Questions I ask myself as I partake of the sacrament lately revolve around the theme, “How can I do all that I need to do?” The answers have come. Sometimes the answer is to do less. Sometimes the answer is to do more by making better use of little minutes between things. Always the answer is to eat and sleep, and to not neglect my family. One answer came in the scriptures in Deuteronomy 30:

11 ¶For this commandment which I command thee this day, it is not hidden from thee, neither is it far off. (The footnote says: not hidden from thee=not too hard for you)

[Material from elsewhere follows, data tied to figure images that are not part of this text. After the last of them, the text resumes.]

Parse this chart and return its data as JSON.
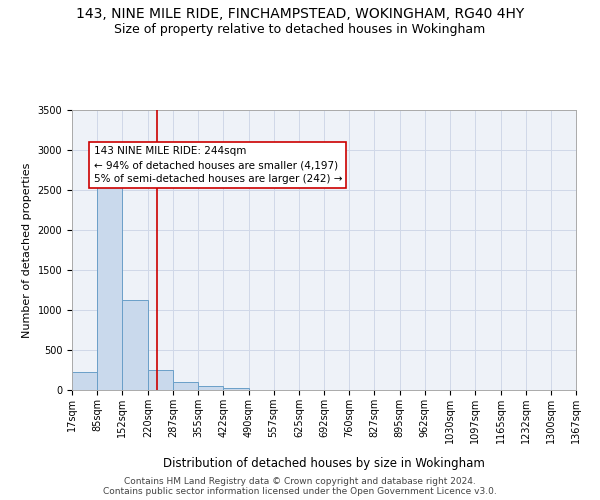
{
  "title": "143, NINE MILE RIDE, FINCHAMPSTEAD, WOKINGHAM, RG40 4HY",
  "subtitle": "Size of property relative to detached houses in Wokingham",
  "xlabel": "Distribution of detached houses by size in Wokingham",
  "ylabel": "Number of detached properties",
  "bar_color": "#c9d9ec",
  "bar_edge_color": "#6a9fc8",
  "grid_color": "#d0d8e8",
  "background_color": "#eef2f8",
  "annotation_text": "143 NINE MILE RIDE: 244sqm\n← 94% of detached houses are smaller (4,197)\n5% of semi-detached houses are larger (242) →",
  "vline_x": 244,
  "vline_color": "#cc0000",
  "ylim": [
    0,
    3500
  ],
  "yticks": [
    0,
    500,
    1000,
    1500,
    2000,
    2500,
    3000,
    3500
  ],
  "bin_edges": [
    17,
    85,
    152,
    220,
    287,
    355,
    422,
    490,
    557,
    625,
    692,
    760,
    827,
    895,
    962,
    1030,
    1097,
    1165,
    1232,
    1300,
    1367
  ],
  "bin_labels": [
    "17sqm",
    "85sqm",
    "152sqm",
    "220sqm",
    "287sqm",
    "355sqm",
    "422sqm",
    "490sqm",
    "557sqm",
    "625sqm",
    "692sqm",
    "760sqm",
    "827sqm",
    "895sqm",
    "962sqm",
    "1030sqm",
    "1097sqm",
    "1165sqm",
    "1232sqm",
    "1300sqm",
    "1367sqm"
  ],
  "bar_heights": [
    230,
    2630,
    1120,
    250,
    100,
    55,
    25,
    5,
    2,
    1,
    0,
    0,
    0,
    0,
    0,
    0,
    0,
    0,
    0,
    0
  ],
  "footer_text": "Contains HM Land Registry data © Crown copyright and database right 2024.\nContains public sector information licensed under the Open Government Licence v3.0.",
  "annotation_box_color": "#ffffff",
  "annotation_box_edge_color": "#cc0000",
  "title_fontsize": 10,
  "subtitle_fontsize": 9,
  "tick_fontsize": 7,
  "ylabel_fontsize": 8,
  "xlabel_fontsize": 8.5,
  "footer_fontsize": 6.5,
  "annotation_fontsize": 7.5
}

12 It is not in heaven, that thou shouldest say, Who shall go up for us to heaven, and bring it unto us, that we may hear it, and do it?

13 Neither is it beyond the sea, that thou shouldest say, Who shall go over the sea for us, and bring it unto us, that we may hear it, and do it?

14 But the word is very nigh unto thee, in thy mouth, and in thy heart, that thou mayest do it.

With this passage of scripture the Lord told me, “This is not too hard for you. I am with you, so you can do this. The words are in your mouth as they are needed; the word is in your heart that you may do it.”

These words apply to all of us. It’s not too hard for you. It’s not too hard for me. The Lord is near and makes a way for us to pass through.